Léo, qui possède six appartements dans la capitale du cinéma, a remarqué que " d’année en année, les réservations se font de plus en plus tard, et que les gens restent moins longtemps. "
Plus surprenant, d’autres grands congrès, comme le Mipim, en début d’année, ou le Cannes Lions, en juin, sont devenus bien plus rentables, loués en majorité par des professionnels du monde entier. "Je fais sensiblement le même bénéfice pendant le Lions ou le MIPIM que pendant le Festival, alors que ça ne dure que cinq jours. Globalement, pendant ces deux événements, pour un même bien, les nuitées peuvent être deux à trois fois plus chères que pendant le Festival", précise-t-il. "L’emplacement joue beaucoup, au-delà de 10 minutes à pied du Palais, les prix peuvent déjà être divisés par deux. C’est forcément plus avantageux pour les pros d’être au plus proche des festivités d’autant que, la plupart du temps, ce sont leurs boîtes qui financent tout", ajoute Marvin, également propriétaire.
Cannes Lions: "Dès qu’un bien est mis en location, il part dans les heures qui suivent"
Le constat est le même au sein des agences immobilières. "Le Festival et le Lions n’ont rien à voir. Même si c’est un événement bien moins médiatisé que le tapis rouge, le Lions est bien plus convoité. Dès qu’un bien est mis en location sur cette période, il part dans les heures qui suivent, peu importe le prix. Tout est tellement plein que certains congressistes sont contraints de loger dans les environs de la ville, ce qui est rare pour les congrès, raconte Marina, agente en location saisonnière. Avant, les prix étaient sensiblement les mêmes mais maintenant, la majorité des propriétaires fait un plus gros bénéfice en juin." Charlotte, qui travaille dans une autre agence, confirme que "pour le Lions, on a tout loué, ce qui équivaut à 70 appartements et 20 villas. Pour le Festival, c’est moitié moins." Des chiffres qui peuvent s’expliquer par le fait que "les festivaliers ne restent plus du début à la fin. Maintenant, les gens attendent de voir sur les réseaux sociaux quelles stars sont présentes, ou la météo, avant de réserver. La première semaine est la plus convoitée, on avait tout réservé. Par contre, pour la deuxième, on n’a personne, tout le monde repart. Cette dimension-là n’existe pas pour le Lions, comme il s’agit d’un congrès purement professionnel", ajoute Marina.
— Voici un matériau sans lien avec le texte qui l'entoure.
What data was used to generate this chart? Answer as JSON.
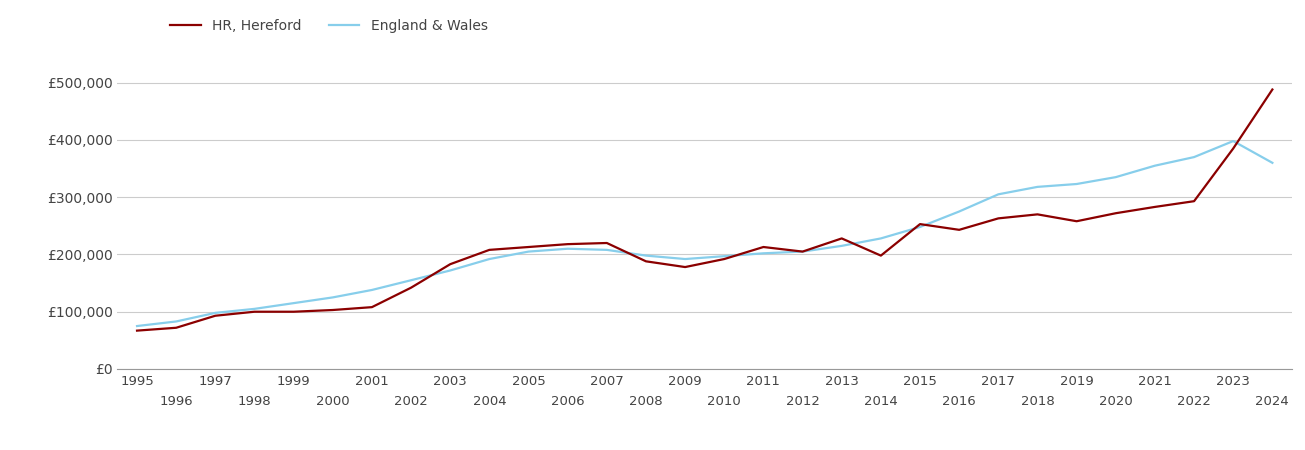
{
  "hereford": {
    "years": [
      1995,
      1996,
      1997,
      1998,
      1999,
      2000,
      2001,
      2002,
      2003,
      2004,
      2005,
      2006,
      2007,
      2008,
      2009,
      2010,
      2011,
      2012,
      2013,
      2014,
      2015,
      2016,
      2017,
      2018,
      2019,
      2020,
      2021,
      2022,
      2023,
      2024
    ],
    "values": [
      67000,
      72000,
      93000,
      100000,
      100000,
      103000,
      108000,
      142000,
      183000,
      208000,
      213000,
      218000,
      220000,
      188000,
      178000,
      192000,
      213000,
      205000,
      228000,
      198000,
      253000,
      243000,
      263000,
      270000,
      258000,
      272000,
      283000,
      293000,
      385000,
      488000
    ]
  },
  "england_wales": {
    "years": [
      1995,
      1996,
      1997,
      1998,
      1999,
      2000,
      2001,
      2002,
      2003,
      2004,
      2005,
      2006,
      2007,
      2008,
      2009,
      2010,
      2011,
      2012,
      2013,
      2014,
      2015,
      2016,
      2017,
      2018,
      2019,
      2020,
      2021,
      2022,
      2023,
      2024
    ],
    "values": [
      75000,
      83000,
      98000,
      105000,
      115000,
      125000,
      138000,
      155000,
      172000,
      192000,
      205000,
      210000,
      208000,
      198000,
      192000,
      197000,
      202000,
      205000,
      215000,
      228000,
      248000,
      275000,
      305000,
      318000,
      323000,
      335000,
      355000,
      370000,
      398000,
      360000
    ]
  },
  "hereford_color": "#8B0000",
  "england_wales_color": "#87CEEB",
  "background_color": "#ffffff",
  "grid_color": "#cccccc",
  "ylim": [
    0,
    550000
  ],
  "yticks": [
    0,
    100000,
    200000,
    300000,
    400000,
    500000
  ],
  "ytick_labels": [
    "£0",
    "£100,000",
    "£200,000",
    "£300,000",
    "£400,000",
    "£500,000"
  ],
  "legend_hereford": "HR, Hereford",
  "legend_england_wales": "England & Wales",
  "line_width": 1.6,
  "odd_years": [
    1995,
    1997,
    1999,
    2001,
    2003,
    2005,
    2007,
    2009,
    2011,
    2013,
    2015,
    2017,
    2019,
    2021,
    2023
  ],
  "even_years": [
    1996,
    1998,
    2000,
    2002,
    2004,
    2006,
    2008,
    2010,
    2012,
    2014,
    2016,
    2018,
    2020,
    2022,
    2024
  ]
}
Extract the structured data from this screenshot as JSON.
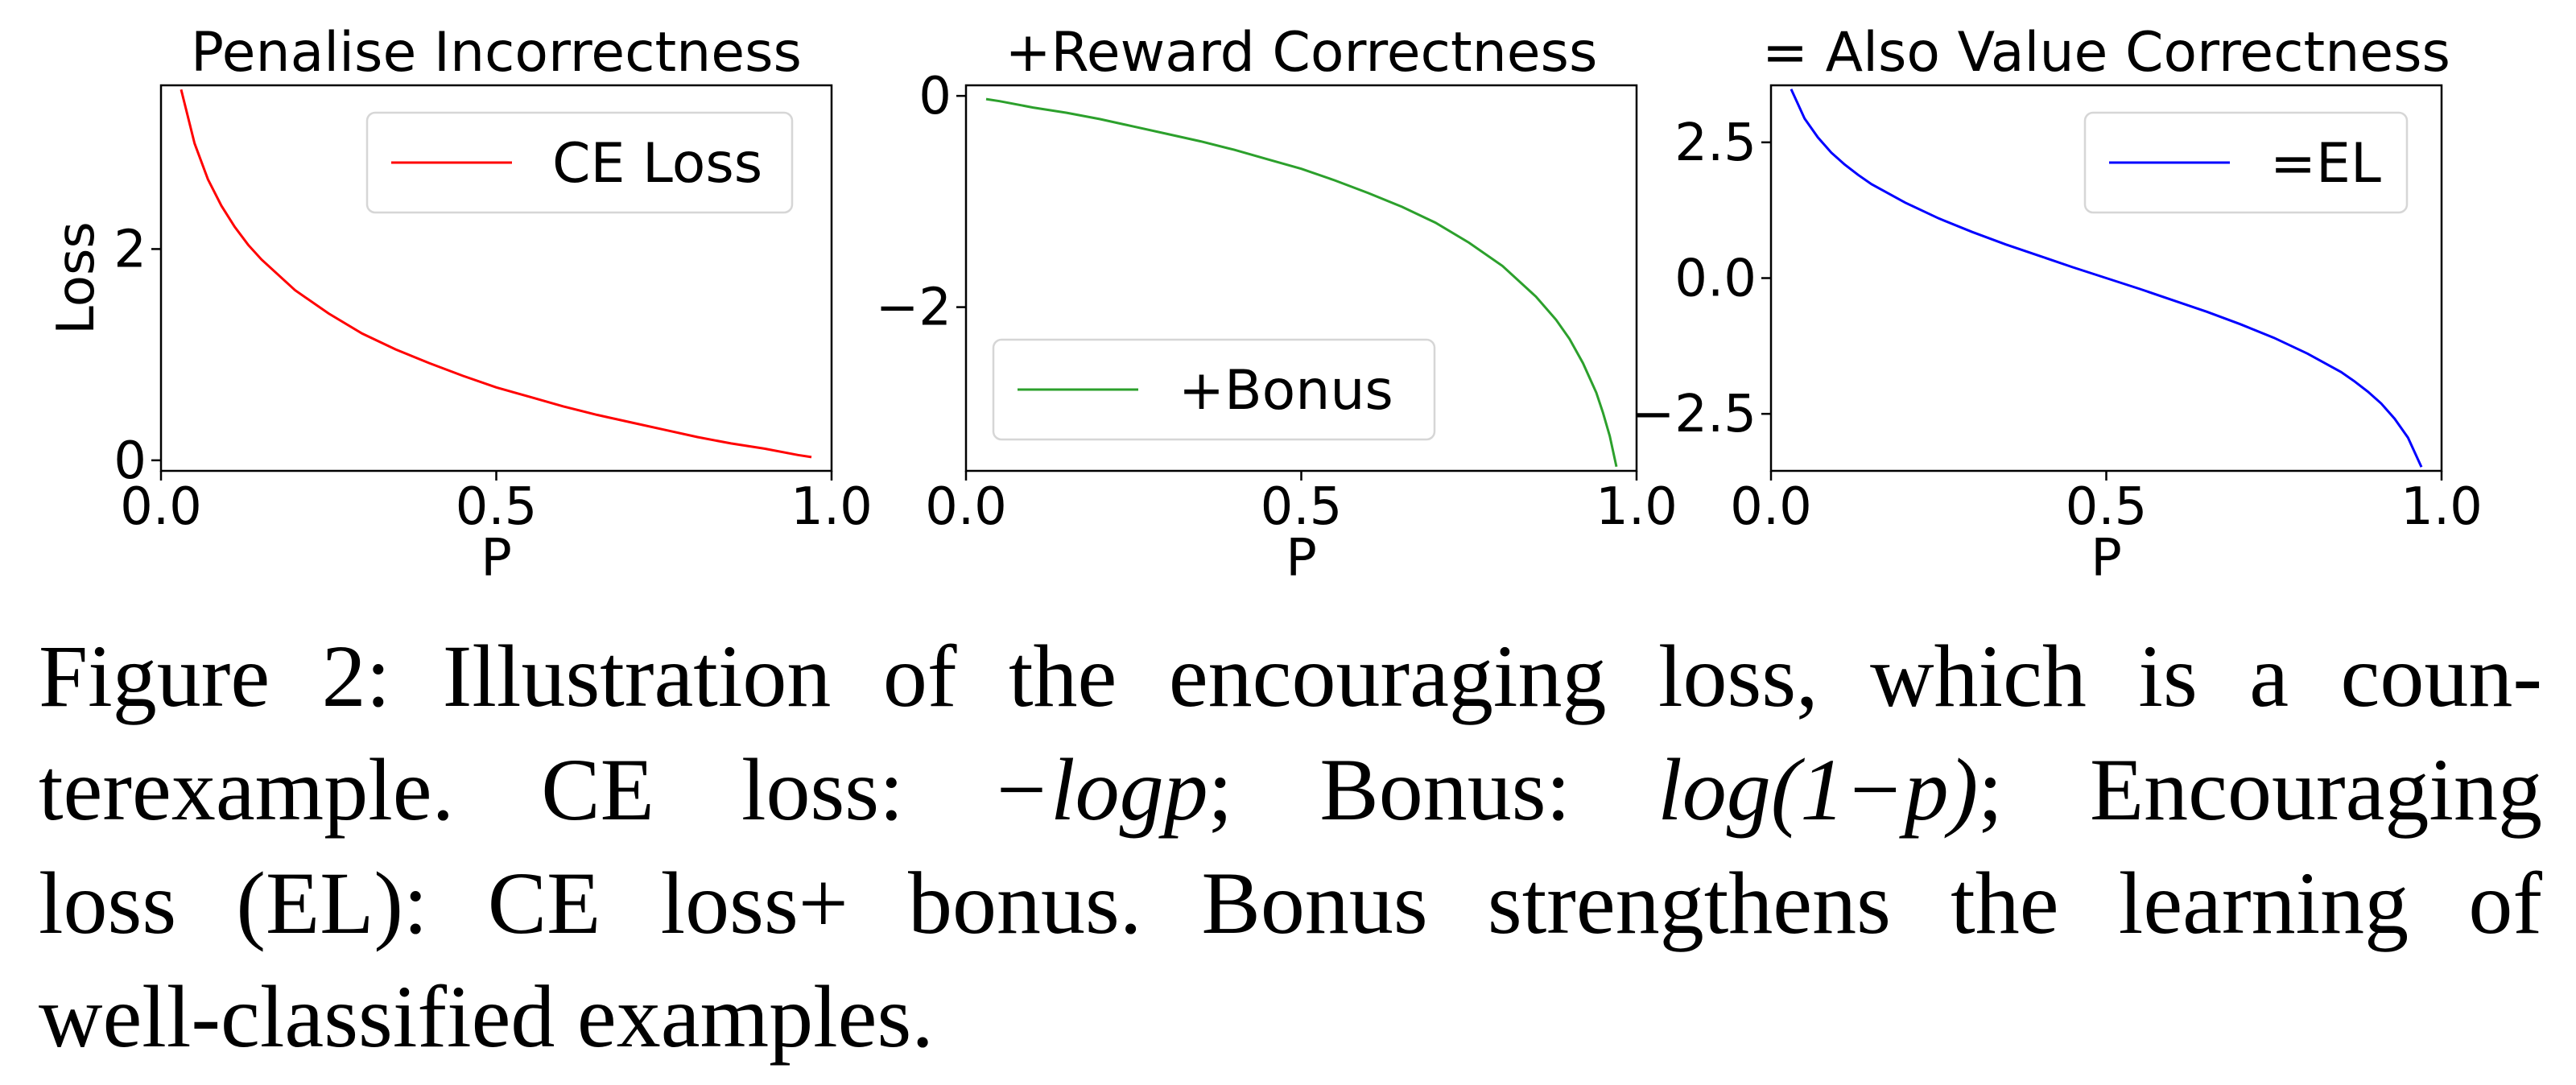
{
  "chart_data": [
    {
      "type": "line",
      "title": "Penalise Incorrectness",
      "xlabel": "P",
      "ylabel": "Loss",
      "xlim": [
        0.0,
        1.0
      ],
      "ylim": [
        -0.1,
        3.55
      ],
      "xticks": [
        "0.0",
        "0.5",
        "1.0"
      ],
      "yticks": [
        "0",
        "2"
      ],
      "ytick_values": [
        0,
        2
      ],
      "legend": "top-right",
      "series": [
        {
          "name": "CE Loss",
          "color": "#ff0000",
          "x": [
            0.03,
            0.05,
            0.07,
            0.09,
            0.11,
            0.13,
            0.15,
            0.2,
            0.25,
            0.3,
            0.35,
            0.4,
            0.45,
            0.5,
            0.55,
            0.6,
            0.65,
            0.7,
            0.75,
            0.8,
            0.85,
            0.9,
            0.95,
            0.97
          ],
          "y": [
            3.51,
            3.0,
            2.66,
            2.41,
            2.21,
            2.04,
            1.9,
            1.61,
            1.39,
            1.2,
            1.05,
            0.92,
            0.8,
            0.69,
            0.6,
            0.51,
            0.43,
            0.36,
            0.29,
            0.22,
            0.16,
            0.11,
            0.05,
            0.03
          ]
        }
      ]
    },
    {
      "type": "line",
      "title": "+Reward Correctness",
      "xlabel": "P",
      "ylabel": "",
      "xlim": [
        0.0,
        1.0
      ],
      "ylim": [
        -3.55,
        0.1
      ],
      "xticks": [
        "0.0",
        "0.5",
        "1.0"
      ],
      "yticks": [
        "0",
        "−2"
      ],
      "ytick_values": [
        0,
        -2
      ],
      "legend": "lower-left",
      "series": [
        {
          "name": "+Bonus",
          "color": "#2ca02c",
          "x": [
            0.03,
            0.05,
            0.1,
            0.15,
            0.2,
            0.25,
            0.3,
            0.35,
            0.4,
            0.45,
            0.5,
            0.55,
            0.6,
            0.65,
            0.7,
            0.75,
            0.8,
            0.85,
            0.88,
            0.9,
            0.92,
            0.94,
            0.95,
            0.96,
            0.97
          ],
          "y": [
            -0.03,
            -0.05,
            -0.11,
            -0.16,
            -0.22,
            -0.29,
            -0.36,
            -0.43,
            -0.51,
            -0.6,
            -0.69,
            -0.8,
            -0.92,
            -1.05,
            -1.2,
            -1.39,
            -1.61,
            -1.9,
            -2.12,
            -2.3,
            -2.53,
            -2.81,
            -3.0,
            -3.22,
            -3.51
          ]
        }
      ]
    },
    {
      "type": "line",
      "title": "= Also Value Correctness",
      "xlabel": "P",
      "ylabel": "",
      "xlim": [
        0.0,
        1.0
      ],
      "ylim": [
        -3.55,
        3.55
      ],
      "xticks": [
        "0.0",
        "0.5",
        "1.0"
      ],
      "yticks": [
        "2.5",
        "0.0",
        "−2.5"
      ],
      "ytick_values": [
        2.5,
        0,
        -2.5
      ],
      "legend": "top-right",
      "series": [
        {
          "name": "=EL",
          "color": "#0000ff",
          "x": [
            0.03,
            0.05,
            0.07,
            0.09,
            0.11,
            0.13,
            0.15,
            0.2,
            0.25,
            0.3,
            0.35,
            0.4,
            0.45,
            0.5,
            0.55,
            0.6,
            0.65,
            0.7,
            0.75,
            0.8,
            0.85,
            0.87,
            0.89,
            0.91,
            0.93,
            0.95,
            0.97
          ],
          "y": [
            3.48,
            2.94,
            2.59,
            2.31,
            2.09,
            1.9,
            1.73,
            1.39,
            1.1,
            0.85,
            0.62,
            0.41,
            0.2,
            0.0,
            -0.2,
            -0.41,
            -0.62,
            -0.85,
            -1.1,
            -1.39,
            -1.73,
            -1.9,
            -2.09,
            -2.31,
            -2.59,
            -2.94,
            -3.48
          ]
        }
      ]
    }
  ],
  "caption": {
    "line1": "Figure 2: Illustration of the encouraging loss, which is a coun-",
    "line2_a": "terexample. CE loss: ",
    "math1": "−logp",
    "line2_b": "; Bonus: ",
    "math2": "log(1−p)",
    "line2_c": "; Encouraging",
    "line3": "loss (EL): CE loss+ bonus. Bonus strengthens the learning of",
    "line4": "well-classified examples."
  }
}
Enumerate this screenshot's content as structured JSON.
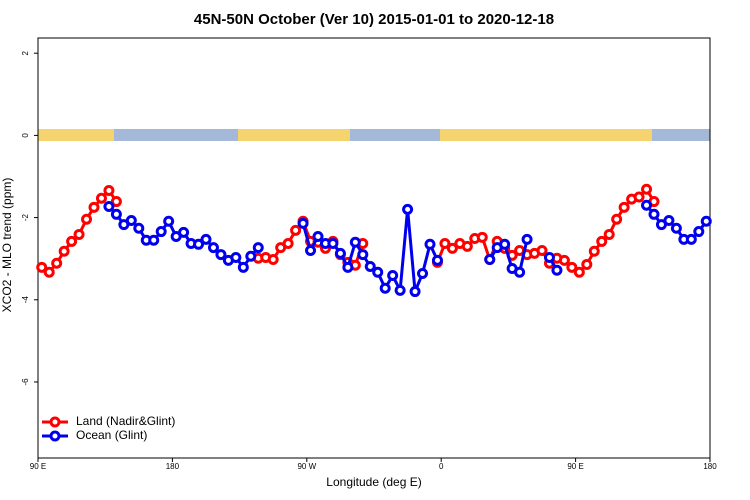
{
  "chart_data": {
    "type": "line",
    "title": "45N-50N October (Ver 10)   2015-01-01 to 2020-12-18",
    "x_label": "Longitude (deg E)",
    "y_label": "XCO2 - MLO trend (ppm)",
    "xlim": [
      90,
      540
    ],
    "ylim": [
      -7.85,
      2.37
    ],
    "xticks": [
      {
        "value": 90,
        "label": "90 E"
      },
      180,
      {
        "value": 270,
        "label": "90 W"
      },
      {
        "value": 360,
        "label": "0"
      },
      {
        "value": 450,
        "label": "90 E"
      },
      {
        "value": 540,
        "label": "180"
      }
    ],
    "yticks": [
      2,
      0,
      -2,
      -4,
      -6
    ],
    "legend": "bottom-left",
    "series": [
      {
        "name": "Land (Nadir&Glint)",
        "color": "#ff0000",
        "x": [
          92.5,
          97.5,
          102.5,
          107.5,
          112.5,
          117.5,
          122.5,
          127.5,
          132.5,
          137.5,
          142.5,
          147.5,
          237.5,
          242.5,
          247.5,
          252.5,
          257.5,
          262.5,
          267.5,
          272.5,
          277.5,
          282.5,
          287.5,
          292.5,
          297.5,
          302.5,
          307.5,
          312.5,
          357.5,
          362.5,
          367.5,
          372.5,
          377.5,
          382.5,
          387.5,
          392.5,
          397.5,
          402.5,
          407.5,
          412.5,
          417.5,
          422.5,
          427.5,
          432.5,
          437.5,
          442.5,
          447.5,
          452.5,
          457.5,
          462.5,
          467.5,
          472.5,
          477.5,
          482.5,
          487.5,
          492.5,
          497.5,
          502.5
        ],
        "values": [
          -3.21,
          -3.33,
          -3.11,
          -2.82,
          -2.58,
          -2.41,
          -2.04,
          -1.75,
          -1.53,
          -1.34,
          -1.61,
          null,
          -2.99,
          -2.97,
          -3.02,
          -2.73,
          -2.63,
          -2.31,
          -2.09,
          -2.58,
          -2.6,
          -2.75,
          -2.58,
          -2.9,
          -3.09,
          -3.16,
          -2.63,
          null,
          -3.09,
          -2.63,
          -2.75,
          -2.63,
          -2.7,
          -2.51,
          -2.48,
          -3.02,
          -2.58,
          -2.75,
          -2.92,
          -2.8,
          -2.9,
          -2.87,
          -2.8,
          -3.11,
          -2.99,
          -3.04,
          -3.21,
          -3.33,
          -3.14,
          -2.82,
          -2.58,
          -2.41,
          -2.04,
          -1.75,
          -1.55,
          -1.5,
          -1.31,
          -1.61
        ]
      },
      {
        "name": "Ocean (Glint)",
        "color": "#0000ee",
        "x": [
          137.5,
          142.5,
          147.5,
          152.5,
          157.5,
          162.5,
          167.5,
          172.5,
          177.5,
          182.5,
          187.5,
          192.5,
          197.5,
          202.5,
          207.5,
          212.5,
          217.5,
          222.5,
          227.5,
          232.5,
          237.5,
          242.5,
          267.5,
          272.5,
          277.5,
          282.5,
          287.5,
          292.5,
          297.5,
          302.5,
          307.5,
          312.5,
          317.5,
          322.5,
          327.5,
          332.5,
          337.5,
          342.5,
          347.5,
          352.5,
          357.5,
          362.5,
          392.5,
          397.5,
          402.5,
          407.5,
          412.5,
          417.5,
          422.5,
          432.5,
          437.5,
          442.5,
          497.5,
          502.5,
          507.5,
          512.5,
          517.5,
          522.5,
          527.5,
          532.5,
          537.5
        ],
        "values": [
          -1.73,
          -1.92,
          -2.17,
          -2.07,
          -2.26,
          -2.55,
          -2.55,
          -2.34,
          -2.09,
          -2.46,
          -2.36,
          -2.63,
          -2.65,
          -2.53,
          -2.73,
          -2.9,
          -3.04,
          -2.97,
          -3.21,
          -2.94,
          -2.73,
          null,
          -2.14,
          -2.8,
          -2.46,
          -2.63,
          -2.63,
          -2.87,
          -3.21,
          -2.6,
          -2.9,
          -3.19,
          -3.33,
          -3.72,
          -3.41,
          -3.77,
          -1.8,
          -3.8,
          -3.36,
          -2.65,
          -3.04,
          null,
          -3.02,
          -2.73,
          -2.65,
          -3.24,
          -3.33,
          -2.53,
          null,
          -2.97,
          -3.28,
          null,
          -1.7,
          -1.92,
          -2.17,
          -2.07,
          -2.26,
          -2.53,
          -2.53,
          -2.34,
          -2.09
        ]
      }
    ]
  }
}
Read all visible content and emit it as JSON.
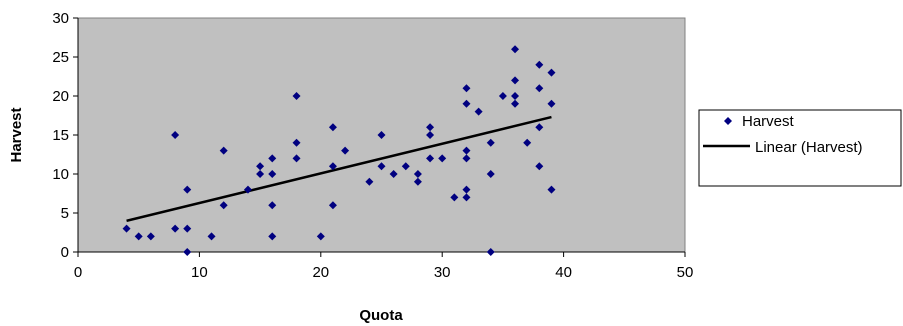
{
  "chart_data": {
    "type": "scatter",
    "title": "",
    "xlabel": "Quota",
    "ylabel": "Harvest",
    "xlim": [
      0,
      50
    ],
    "ylim": [
      0,
      30
    ],
    "x_ticks": [
      "0",
      "10",
      "20",
      "30",
      "40",
      "50"
    ],
    "y_ticks": [
      "0",
      "5",
      "10",
      "15",
      "20",
      "25",
      "30"
    ],
    "grid": false,
    "plot_background": "#c0c0c0",
    "legend_position": "right",
    "series": [
      {
        "name": "Harvest",
        "marker": "diamond",
        "color": "#000080",
        "points": [
          [
            4,
            3
          ],
          [
            5,
            2
          ],
          [
            6,
            2
          ],
          [
            8,
            15
          ],
          [
            8,
            3
          ],
          [
            9,
            8
          ],
          [
            9,
            3
          ],
          [
            9,
            0
          ],
          [
            11,
            2
          ],
          [
            12,
            13
          ],
          [
            12,
            6
          ],
          [
            14,
            8
          ],
          [
            15,
            11
          ],
          [
            15,
            10
          ],
          [
            16,
            12
          ],
          [
            16,
            10
          ],
          [
            16,
            6
          ],
          [
            16,
            2
          ],
          [
            18,
            20
          ],
          [
            18,
            14
          ],
          [
            18,
            12
          ],
          [
            20,
            2
          ],
          [
            21,
            16
          ],
          [
            21,
            11
          ],
          [
            21,
            6
          ],
          [
            22,
            13
          ],
          [
            24,
            9
          ],
          [
            25,
            15
          ],
          [
            25,
            11
          ],
          [
            26,
            10
          ],
          [
            27,
            11
          ],
          [
            28,
            10
          ],
          [
            28,
            9
          ],
          [
            29,
            16
          ],
          [
            29,
            15
          ],
          [
            29,
            12
          ],
          [
            30,
            12
          ],
          [
            31,
            7
          ],
          [
            32,
            21
          ],
          [
            32,
            19
          ],
          [
            32,
            13
          ],
          [
            32,
            12
          ],
          [
            32,
            8
          ],
          [
            32,
            7
          ],
          [
            33,
            18
          ],
          [
            34,
            14
          ],
          [
            34,
            10
          ],
          [
            34,
            0
          ],
          [
            35,
            20
          ],
          [
            36,
            26
          ],
          [
            36,
            22
          ],
          [
            36,
            20
          ],
          [
            36,
            19
          ],
          [
            37,
            14
          ],
          [
            38,
            24
          ],
          [
            38,
            21
          ],
          [
            38,
            16
          ],
          [
            38,
            11
          ],
          [
            39,
            23
          ],
          [
            39,
            19
          ],
          [
            39,
            8
          ]
        ]
      },
      {
        "name": "Linear (Harvest)",
        "type": "line",
        "color": "#000000",
        "points": [
          [
            4,
            4.0
          ],
          [
            39,
            17.3
          ]
        ]
      }
    ]
  }
}
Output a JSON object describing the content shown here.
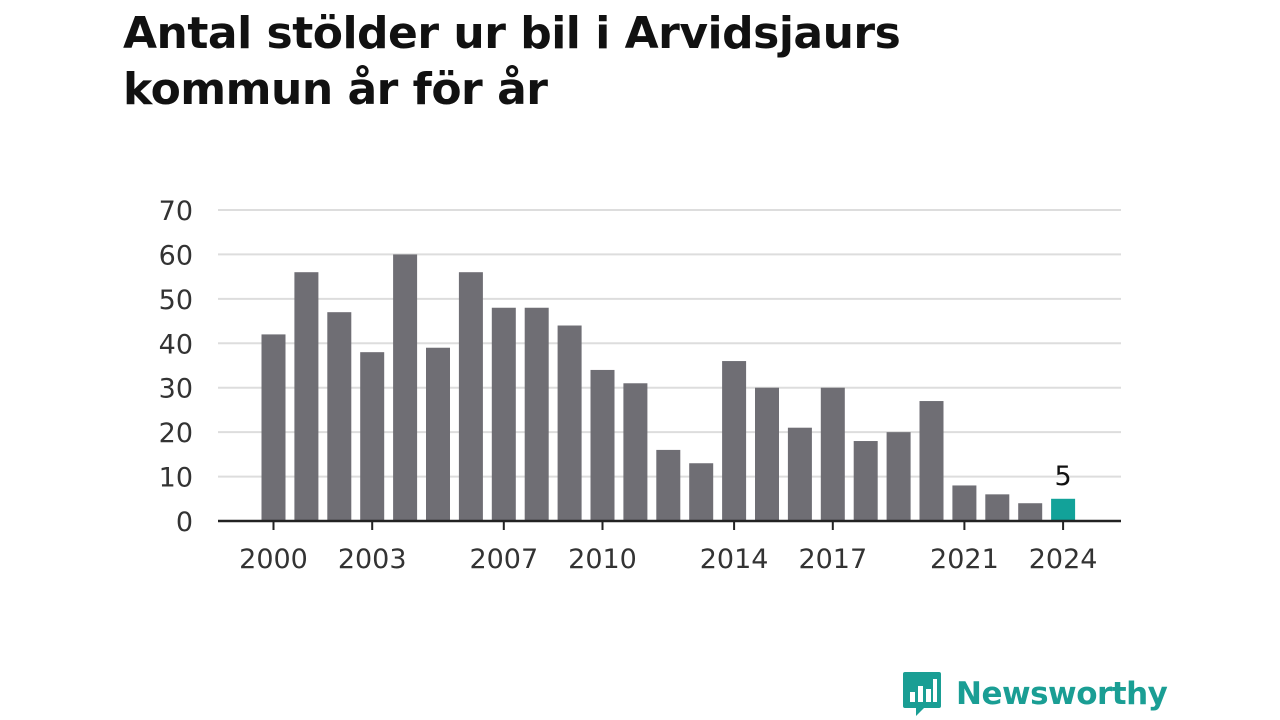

"Le côté touristique se perd"
Laurent Chanzy, qui travaille dans la location saisonnière à Cannes depuis 17 ans, a suivi l’évolution des festivités. "Selon moi, c’est surtout le côté touristique qui se perd. Il est de plus en plus difficile de profiter pleinement du Festival, surtout sans accréditation. Les soirées organisées sont de plus en plus privées, avant c’était bien plus accessible. Je connais des gens qui, avant, posaient leurs vacances exprès pour venir au Festival. Pourtant, ils n’avaient aucun lien avec le cinéma. Maintenant, c’est vrai que c’est surtout les professionnels qui dominent", explique-t-il.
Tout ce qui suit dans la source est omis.